Friday, April 21, 2017

100 REFLECTIONS: The Sages of Concord #14

A Re-post from Ten Years Ago

Thursday, March 8, 2007

I just discovered this account by Ralph Waldo Emerson about Henry David Thoreau (a hero
of mine since the day I accidentally did my homework in High School). All I can say is
"Hooray" for the, then, president of Harvard! I laughed until I cried.

"On one occasion he went to the [Harvard] University Library to procure some books.
The librarian refused to lend them. Mr. Thoreau repaired to the President, who stated
to him the rules and usages, which permitted the loan of books to resident graduates,
to clergymen who were alumni, and to some other residents within a circle of ten miles
radius from the College. Mr. Thoreau explained to the President that the railroad had destroyed the old scale of distances, — that the library was useless, yes, and President
and College useless, on the terms of his rules,— that the one benefit he owed to the
College was its library, — that, at this moment, not only his want of books was imperative,
but he wanted a large number of books, and assured him that he, Thoreau, and not the librarian, was the proper custodian of these. In short, the President found the petitioner
so formidable, and the rules getting to look so ridiculous, that he ended by giving him a privilege which in his hands proved unlimited thereafter." -Ralph Waldo Emerson

I also just discovered this website: The Thoreau Reader: thoreau.eserver.org/default.html

I recommend a paragraph a day for sanity's sake.

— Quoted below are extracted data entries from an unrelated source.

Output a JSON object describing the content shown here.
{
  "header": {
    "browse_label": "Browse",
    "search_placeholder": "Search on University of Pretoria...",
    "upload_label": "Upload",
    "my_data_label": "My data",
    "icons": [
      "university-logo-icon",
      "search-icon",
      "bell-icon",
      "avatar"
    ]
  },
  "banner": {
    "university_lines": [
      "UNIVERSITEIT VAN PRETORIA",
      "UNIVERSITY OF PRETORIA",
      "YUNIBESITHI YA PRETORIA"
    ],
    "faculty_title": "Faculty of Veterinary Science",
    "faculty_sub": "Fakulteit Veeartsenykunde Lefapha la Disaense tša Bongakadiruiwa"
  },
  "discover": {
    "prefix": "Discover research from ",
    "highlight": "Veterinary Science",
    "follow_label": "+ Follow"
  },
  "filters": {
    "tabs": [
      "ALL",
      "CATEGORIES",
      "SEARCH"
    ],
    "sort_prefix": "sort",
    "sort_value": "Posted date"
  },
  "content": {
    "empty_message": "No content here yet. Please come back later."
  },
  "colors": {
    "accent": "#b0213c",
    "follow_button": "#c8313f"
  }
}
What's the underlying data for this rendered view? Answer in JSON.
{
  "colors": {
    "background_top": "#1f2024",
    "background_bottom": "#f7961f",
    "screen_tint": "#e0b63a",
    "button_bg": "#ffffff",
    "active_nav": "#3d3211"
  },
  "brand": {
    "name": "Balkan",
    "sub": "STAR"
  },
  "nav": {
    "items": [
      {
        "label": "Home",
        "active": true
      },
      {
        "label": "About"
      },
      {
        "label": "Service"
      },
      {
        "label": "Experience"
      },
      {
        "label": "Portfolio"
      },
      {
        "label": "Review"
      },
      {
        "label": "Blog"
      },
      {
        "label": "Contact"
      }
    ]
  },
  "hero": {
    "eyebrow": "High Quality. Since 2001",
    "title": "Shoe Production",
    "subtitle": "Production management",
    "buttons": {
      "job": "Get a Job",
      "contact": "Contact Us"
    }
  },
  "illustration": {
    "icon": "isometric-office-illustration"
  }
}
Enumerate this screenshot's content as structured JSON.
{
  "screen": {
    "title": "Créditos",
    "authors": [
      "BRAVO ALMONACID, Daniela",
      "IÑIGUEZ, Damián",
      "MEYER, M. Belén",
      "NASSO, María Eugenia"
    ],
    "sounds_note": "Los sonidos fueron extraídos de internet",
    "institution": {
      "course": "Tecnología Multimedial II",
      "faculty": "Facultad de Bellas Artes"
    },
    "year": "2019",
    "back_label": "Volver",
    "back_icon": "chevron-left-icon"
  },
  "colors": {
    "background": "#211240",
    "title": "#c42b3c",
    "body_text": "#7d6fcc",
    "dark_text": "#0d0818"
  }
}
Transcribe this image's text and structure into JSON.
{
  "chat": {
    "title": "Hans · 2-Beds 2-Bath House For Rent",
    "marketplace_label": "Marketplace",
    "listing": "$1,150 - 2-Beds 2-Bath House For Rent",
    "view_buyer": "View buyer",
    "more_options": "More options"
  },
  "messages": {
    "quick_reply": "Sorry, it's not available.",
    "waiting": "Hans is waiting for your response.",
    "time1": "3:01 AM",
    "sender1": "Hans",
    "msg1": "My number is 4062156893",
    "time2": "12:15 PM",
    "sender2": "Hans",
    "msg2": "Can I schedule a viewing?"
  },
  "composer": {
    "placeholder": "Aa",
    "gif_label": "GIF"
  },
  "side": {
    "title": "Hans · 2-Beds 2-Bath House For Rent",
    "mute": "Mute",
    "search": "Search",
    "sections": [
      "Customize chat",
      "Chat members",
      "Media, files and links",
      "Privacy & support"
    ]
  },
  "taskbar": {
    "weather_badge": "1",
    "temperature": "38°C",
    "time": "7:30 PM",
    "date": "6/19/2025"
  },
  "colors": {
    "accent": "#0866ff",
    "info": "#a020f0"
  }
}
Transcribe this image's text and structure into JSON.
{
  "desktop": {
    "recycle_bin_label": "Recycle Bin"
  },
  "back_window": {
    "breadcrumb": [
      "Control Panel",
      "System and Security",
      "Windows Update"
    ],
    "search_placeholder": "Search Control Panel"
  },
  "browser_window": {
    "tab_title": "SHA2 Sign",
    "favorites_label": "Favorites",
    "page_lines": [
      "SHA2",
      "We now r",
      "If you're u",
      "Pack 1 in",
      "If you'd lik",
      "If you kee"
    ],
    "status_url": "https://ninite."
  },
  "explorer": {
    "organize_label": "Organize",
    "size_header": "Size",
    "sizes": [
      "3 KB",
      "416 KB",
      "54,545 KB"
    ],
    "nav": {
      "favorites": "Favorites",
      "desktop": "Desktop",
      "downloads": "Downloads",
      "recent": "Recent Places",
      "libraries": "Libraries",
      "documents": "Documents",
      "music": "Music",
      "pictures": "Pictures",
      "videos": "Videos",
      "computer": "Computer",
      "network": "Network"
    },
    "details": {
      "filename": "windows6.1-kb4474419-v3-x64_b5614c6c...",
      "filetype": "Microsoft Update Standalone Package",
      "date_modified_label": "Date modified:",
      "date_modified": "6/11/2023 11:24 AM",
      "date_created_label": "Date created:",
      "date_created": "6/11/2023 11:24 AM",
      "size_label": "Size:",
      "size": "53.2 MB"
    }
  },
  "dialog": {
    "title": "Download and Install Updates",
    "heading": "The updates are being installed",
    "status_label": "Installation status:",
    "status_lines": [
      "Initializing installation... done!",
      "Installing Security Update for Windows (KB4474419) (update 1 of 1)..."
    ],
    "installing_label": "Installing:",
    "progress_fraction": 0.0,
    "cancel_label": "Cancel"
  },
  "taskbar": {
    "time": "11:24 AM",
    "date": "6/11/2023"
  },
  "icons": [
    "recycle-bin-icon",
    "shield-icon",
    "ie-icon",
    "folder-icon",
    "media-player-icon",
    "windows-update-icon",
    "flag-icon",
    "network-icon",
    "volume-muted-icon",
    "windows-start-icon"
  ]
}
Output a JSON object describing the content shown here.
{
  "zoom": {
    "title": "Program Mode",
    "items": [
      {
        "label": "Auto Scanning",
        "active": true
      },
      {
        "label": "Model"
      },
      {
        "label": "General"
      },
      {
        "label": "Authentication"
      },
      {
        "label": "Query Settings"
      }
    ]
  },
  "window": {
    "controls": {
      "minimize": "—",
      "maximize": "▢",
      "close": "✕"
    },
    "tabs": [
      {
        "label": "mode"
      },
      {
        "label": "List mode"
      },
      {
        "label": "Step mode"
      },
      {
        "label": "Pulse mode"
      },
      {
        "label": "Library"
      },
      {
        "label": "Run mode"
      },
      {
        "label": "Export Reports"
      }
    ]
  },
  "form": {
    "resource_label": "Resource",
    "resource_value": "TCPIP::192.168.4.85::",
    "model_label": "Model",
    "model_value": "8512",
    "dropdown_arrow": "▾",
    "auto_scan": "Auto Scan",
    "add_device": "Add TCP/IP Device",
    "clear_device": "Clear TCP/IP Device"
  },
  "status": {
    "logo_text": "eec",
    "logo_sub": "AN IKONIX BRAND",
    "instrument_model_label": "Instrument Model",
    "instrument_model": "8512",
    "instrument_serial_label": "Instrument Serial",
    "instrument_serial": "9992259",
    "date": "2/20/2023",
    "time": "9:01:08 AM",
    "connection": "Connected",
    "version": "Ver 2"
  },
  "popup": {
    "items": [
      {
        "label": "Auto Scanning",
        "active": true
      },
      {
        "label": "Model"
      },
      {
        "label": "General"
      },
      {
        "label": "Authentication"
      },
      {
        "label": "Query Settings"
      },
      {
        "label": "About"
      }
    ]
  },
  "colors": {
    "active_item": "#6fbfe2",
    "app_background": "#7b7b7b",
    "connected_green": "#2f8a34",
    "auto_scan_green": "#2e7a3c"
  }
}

                                                Thoreau’s Harvard Library Charging List

 http://library.harvard.edu/02042014-1336/henry-david-thoreau-library


2 comments:

Bob Fisher said...

https://iiif.lib.harvard.edu/manifests/view/drs:14864906$435i

Bob Fisher said...

July 12, 2013—The Harvard University Archives holds Library charging lists, including those from 1833 when Henry David Thoreau was a freshman at Harvard. Among the items he borrowed that year were Life of Erasmus, Peter the Great, Voyages of Columbus and American Colonies. (Thoreau was born David Henry but switched to Henry David after college, although he never changed his name legally.)